DMD 1.038 and 2.022 releases

Ary Borenszweig ary at esperanto.org.ar
Sat Dec 20 11:58:11 PST 2008


Lars Ivar Igesund escribió:
> Yigal Chripun wrote:
> 
>> Denis Koroskin wrote:
>>> On Sat, 20 Dec 2008 20:41:23 +0300, Yigal Chripun <yigal100 at gmail.com>
>>> wrote:
>>>
>>>> Denis Koroskin wrote:
>>>>> On Mon, 15 Dec 2008 10:58:23 +0300, Bill Baxter <wbaxter at gmail.com>
>>>>> wrote:
>>>>>
>>>>>> For me, V1.038 compiles my code but takes a really really really long
>>>>>> time to do so.
>>>>>>
>>>>>> It now takes 1 min 20 secs for a full build, when it used to compile
>>>>>> in 13 seconds.
>>>>>> Forget the 60% slowdown from LDC -- this is 515% slower!
>>>>>>
>>>>>> (building with DSSS and tango)
>>>>>>
>>>>>> --bb
>>>>>>
>>>>> I generally make all my imports private and run a command line tool
>>>>> that strips unnecessary imports once in a while to minimize
>>>>> intermodular dependencies. Maybe it could help in your case, too?
>>>> When programming in Java, Eclipse knows to handle all of this for you.
>>>> it will suggest adding missing imports, it can remove unused imports
>>>> and it can convert a foo.bar.* into a list of the specific modules you
>>>> actually used in the code.
>>>> I wish that kind of tool would be available for D. Is this
>>>> functionality implemented in descent? if not, is it planned?
>>>>
>>>> I do realize that it's more difficult to do this for D than it is for
>>>> Java, because of Conditional compilation and other issues already
>>>> mentioned in this thread. But it would be awesome if I could just write:
>>>>
>>>> Stdout("whatever").newline;
>>>>
>>>> and get a quick-fix action (Ctrl+1) to add tango.io.Stdout to the list
>>>> of imports.
>>>>
>>>> --Yigal
>>> You should watch Descent videos on youtube, it is *much* smarter that
>>> that!
>>>
>>> http://www.youtube.com/user/asterite
>> I watched the video.
>> the functionality is that if you write: new Foo; it added automatically
>> an import for Foo. that's very cool and all but I was asking for
>> something more than that.
>>
>> for Java, Eclipse can add and manage imports for you not only when you
>> do new Somthing() but also for functions - like recognizing that
>> Stdout("string") needs to import tango.io.Stdout. More over, if you
>> wrote some of the imports yourself, or edited some code and removed the
>> only call to some function, you can ask eclipse to orginize your imports
>> and it'll remove unneeded imports and expand Java's Foo.* kind of import
>> to a list of the actual modules the code needs.
>>
>> Descent is a great project and I want to thank all the developers
>> involved in this great undertaking. All I'm saying is that it would be
>> nice to also have an "organize imports" function in Descent.
> 
> And you know for certain that it doesn't have this?
> 

Yigal is right, Descent doesn't have that kind of functionality.
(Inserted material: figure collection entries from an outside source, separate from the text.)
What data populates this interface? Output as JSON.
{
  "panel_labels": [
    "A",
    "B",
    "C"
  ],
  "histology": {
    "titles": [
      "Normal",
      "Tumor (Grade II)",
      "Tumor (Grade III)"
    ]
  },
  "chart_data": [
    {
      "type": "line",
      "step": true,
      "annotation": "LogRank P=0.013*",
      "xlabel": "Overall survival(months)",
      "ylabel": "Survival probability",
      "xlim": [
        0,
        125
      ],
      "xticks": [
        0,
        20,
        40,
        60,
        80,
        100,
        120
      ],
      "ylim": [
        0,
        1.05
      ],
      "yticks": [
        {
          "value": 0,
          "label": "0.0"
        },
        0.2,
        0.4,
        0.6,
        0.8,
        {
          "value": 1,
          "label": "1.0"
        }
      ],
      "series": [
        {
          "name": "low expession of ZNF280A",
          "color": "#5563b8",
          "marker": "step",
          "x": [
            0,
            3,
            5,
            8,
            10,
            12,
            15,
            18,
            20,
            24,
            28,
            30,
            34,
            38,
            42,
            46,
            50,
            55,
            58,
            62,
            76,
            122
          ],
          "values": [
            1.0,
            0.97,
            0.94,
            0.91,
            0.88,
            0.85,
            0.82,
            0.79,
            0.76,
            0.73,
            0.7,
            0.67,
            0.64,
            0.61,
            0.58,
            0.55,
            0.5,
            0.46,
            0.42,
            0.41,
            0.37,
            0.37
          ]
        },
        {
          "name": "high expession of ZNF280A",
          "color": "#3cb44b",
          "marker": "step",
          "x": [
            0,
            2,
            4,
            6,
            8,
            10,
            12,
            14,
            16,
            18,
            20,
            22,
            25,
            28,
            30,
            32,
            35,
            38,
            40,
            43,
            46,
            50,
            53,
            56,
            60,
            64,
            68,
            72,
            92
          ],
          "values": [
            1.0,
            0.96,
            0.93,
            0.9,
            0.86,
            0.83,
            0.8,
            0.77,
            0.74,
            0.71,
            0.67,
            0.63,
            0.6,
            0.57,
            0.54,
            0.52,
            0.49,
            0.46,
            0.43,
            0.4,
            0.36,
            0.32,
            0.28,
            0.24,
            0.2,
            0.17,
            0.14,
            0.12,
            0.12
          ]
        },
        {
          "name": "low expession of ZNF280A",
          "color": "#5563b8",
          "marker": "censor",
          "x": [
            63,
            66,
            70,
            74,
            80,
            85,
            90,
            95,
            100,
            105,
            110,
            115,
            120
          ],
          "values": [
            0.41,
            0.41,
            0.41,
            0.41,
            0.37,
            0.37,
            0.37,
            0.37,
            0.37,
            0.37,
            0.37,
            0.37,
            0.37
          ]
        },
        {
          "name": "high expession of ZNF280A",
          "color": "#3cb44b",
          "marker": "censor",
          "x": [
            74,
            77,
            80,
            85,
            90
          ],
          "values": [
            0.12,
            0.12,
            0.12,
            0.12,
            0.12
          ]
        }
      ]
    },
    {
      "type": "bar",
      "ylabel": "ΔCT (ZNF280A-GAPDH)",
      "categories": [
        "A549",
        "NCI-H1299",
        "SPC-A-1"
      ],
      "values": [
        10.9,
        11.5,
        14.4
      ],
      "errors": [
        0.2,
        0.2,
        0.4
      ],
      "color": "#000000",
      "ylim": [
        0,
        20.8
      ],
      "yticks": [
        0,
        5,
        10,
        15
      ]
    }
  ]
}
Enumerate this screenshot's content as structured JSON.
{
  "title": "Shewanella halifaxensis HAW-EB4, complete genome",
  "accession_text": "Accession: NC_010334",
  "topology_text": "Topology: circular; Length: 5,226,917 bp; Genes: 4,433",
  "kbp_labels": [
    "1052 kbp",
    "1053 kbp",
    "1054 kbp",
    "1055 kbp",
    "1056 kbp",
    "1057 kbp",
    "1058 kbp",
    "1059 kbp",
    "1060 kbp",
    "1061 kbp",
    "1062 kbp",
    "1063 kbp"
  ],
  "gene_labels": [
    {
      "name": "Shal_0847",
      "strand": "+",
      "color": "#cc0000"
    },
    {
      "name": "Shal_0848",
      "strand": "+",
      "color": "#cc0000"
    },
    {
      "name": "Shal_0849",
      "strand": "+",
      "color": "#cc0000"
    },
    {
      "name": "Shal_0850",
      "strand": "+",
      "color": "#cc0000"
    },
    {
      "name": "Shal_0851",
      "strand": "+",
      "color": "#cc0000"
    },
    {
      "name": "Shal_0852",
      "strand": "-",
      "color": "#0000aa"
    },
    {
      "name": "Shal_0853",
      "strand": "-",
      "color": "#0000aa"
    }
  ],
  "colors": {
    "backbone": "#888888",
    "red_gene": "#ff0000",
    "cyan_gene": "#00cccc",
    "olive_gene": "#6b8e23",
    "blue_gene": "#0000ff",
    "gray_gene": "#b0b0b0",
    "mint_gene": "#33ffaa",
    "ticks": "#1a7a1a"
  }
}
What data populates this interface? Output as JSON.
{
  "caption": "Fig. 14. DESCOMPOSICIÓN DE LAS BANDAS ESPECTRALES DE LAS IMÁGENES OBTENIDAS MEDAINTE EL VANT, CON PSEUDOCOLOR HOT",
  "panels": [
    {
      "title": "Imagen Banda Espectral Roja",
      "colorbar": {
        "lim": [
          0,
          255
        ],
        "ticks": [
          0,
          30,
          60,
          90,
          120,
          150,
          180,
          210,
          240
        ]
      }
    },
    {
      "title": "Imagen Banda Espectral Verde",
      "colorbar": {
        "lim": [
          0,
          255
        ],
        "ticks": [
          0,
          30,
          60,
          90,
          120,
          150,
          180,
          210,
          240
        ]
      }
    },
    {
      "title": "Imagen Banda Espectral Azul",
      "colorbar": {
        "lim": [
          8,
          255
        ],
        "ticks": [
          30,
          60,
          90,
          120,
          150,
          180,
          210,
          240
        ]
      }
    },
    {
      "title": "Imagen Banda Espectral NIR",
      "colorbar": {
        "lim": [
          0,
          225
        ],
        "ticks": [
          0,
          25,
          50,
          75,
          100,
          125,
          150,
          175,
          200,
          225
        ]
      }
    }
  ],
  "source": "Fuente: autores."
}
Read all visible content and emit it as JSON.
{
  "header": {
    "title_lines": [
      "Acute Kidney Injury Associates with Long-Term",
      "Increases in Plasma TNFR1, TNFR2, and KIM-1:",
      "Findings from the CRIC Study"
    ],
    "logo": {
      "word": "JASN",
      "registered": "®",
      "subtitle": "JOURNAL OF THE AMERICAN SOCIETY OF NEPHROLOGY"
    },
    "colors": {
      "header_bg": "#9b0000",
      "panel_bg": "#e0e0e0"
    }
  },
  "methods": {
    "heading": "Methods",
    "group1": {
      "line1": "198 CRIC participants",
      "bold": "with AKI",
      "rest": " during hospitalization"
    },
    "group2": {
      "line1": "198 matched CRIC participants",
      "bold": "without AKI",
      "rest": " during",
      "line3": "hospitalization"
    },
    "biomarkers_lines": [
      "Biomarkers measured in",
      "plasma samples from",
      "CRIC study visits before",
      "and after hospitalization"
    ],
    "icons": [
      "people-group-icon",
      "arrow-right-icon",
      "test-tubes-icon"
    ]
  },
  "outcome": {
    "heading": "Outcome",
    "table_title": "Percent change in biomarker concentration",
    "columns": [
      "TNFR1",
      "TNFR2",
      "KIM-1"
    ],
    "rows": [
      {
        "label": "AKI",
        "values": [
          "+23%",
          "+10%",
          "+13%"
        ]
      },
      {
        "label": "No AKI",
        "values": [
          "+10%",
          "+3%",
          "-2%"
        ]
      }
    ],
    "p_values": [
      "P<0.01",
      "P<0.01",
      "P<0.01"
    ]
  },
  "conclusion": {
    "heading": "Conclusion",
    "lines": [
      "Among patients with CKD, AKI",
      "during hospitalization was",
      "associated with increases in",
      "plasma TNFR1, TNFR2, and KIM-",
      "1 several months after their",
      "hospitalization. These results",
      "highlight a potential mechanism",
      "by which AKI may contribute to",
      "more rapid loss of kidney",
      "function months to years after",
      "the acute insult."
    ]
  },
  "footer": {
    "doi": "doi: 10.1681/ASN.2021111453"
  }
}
As I mentioned before, you'd need to try every possible 
conditional-compilation setup combination to see which are the unused 
imports.

Also, when I first implemented it, I thought about adding selective 
imports in autocompletion, so that:

---
void foo() {
   writefln| <-- autocomplete!
}
---

results in:

---
import std.stdio : writefln;

void foo() {
   writefln(...)
}
---

and successive uses of symbols in std.stdio would add to the selective 
import, but many people told me that selective imports have some 
problems (I can't remember which were them right now).